Sleep Apnea Can Increase Risk of Stroke and Other Serious Injury
Sleep apnea is a common sleep disorder in which you periodically stop breathing and/or take shallow breaths. Breathing pauses can last from a few seconds to minutes and may occur 30 times or more an hour. Typically, normal breathing then starts again, sometimes with a loud snort or choking sound.

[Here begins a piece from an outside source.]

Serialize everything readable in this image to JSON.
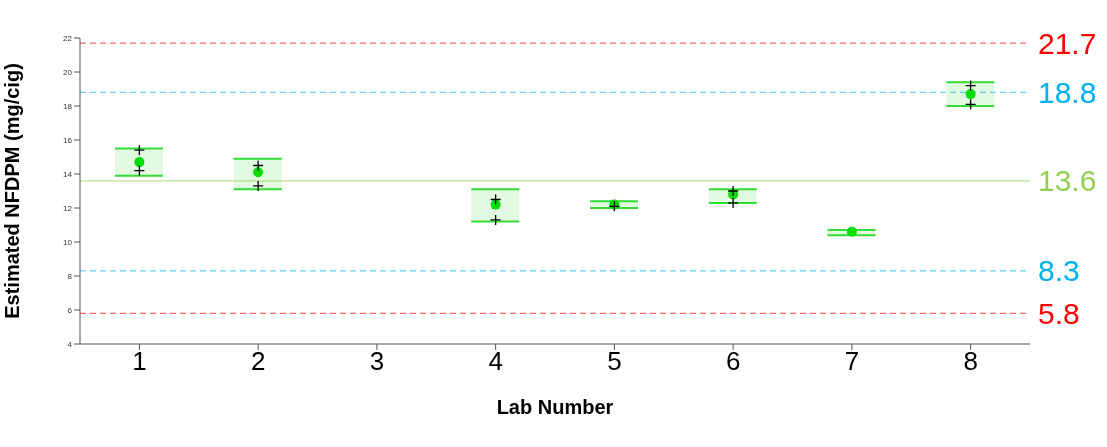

For most people, throat muscles help keep your airway stiff and open so air can flow into your lungs. If you have sleep apnea your airway can become partially or fully blocked during sleep causing pauses in breathing for one of several reasons:
- Your throat muscles and tongue relax more than normal
- Your tongue and tissue masses in the back of your mouth are large compared to the opening into your windpipe
- You are overweight, and the extra soft fat tissue can thicken the wall of the windpipe
- The shape of your head and neck may cause a smaller airway size in the mouth and throat area
- The aging process limits your brain signals' ability to keep your throat muscles stiff during sleep
Sleep apnea usually is an ongoing condition that disrupts your sleep and is the leading cause of excessive daytime sleepiness. Untreated, it can:
- Increase the risk of high blood pressure, heart attack, stroke, obesity, and diabetes
- Increase the risk of, or worsen, heart failure
- Increase likelihood of irregular heartbeat
- Increase the chance of having work-related or driving accidents
Unless a family member or bed partner notices signs of sleep apnea, it often goes undiagnosed. There is no blood test and it can’t be detected during a routine office visit, only through a professional sleep study. Consult a medical professional if you experience, or if your partner notices, the following:
- Snoring loud enough to disturb the sleep of others or yourself
- Shortness of breath, gasping for air or choking that awakens you from sleep
- Intermittent pauses in your breathing during sleep
- Excessive daytime drowsiness, which may cause you to fall asleep while you're working, watching television or even driving
Remember sleep apnea is a chronic condition that requires long-term management. Lifestyle changes, mouthpieces, surgery and breathing devices can successfully treat sleep apnea in many people.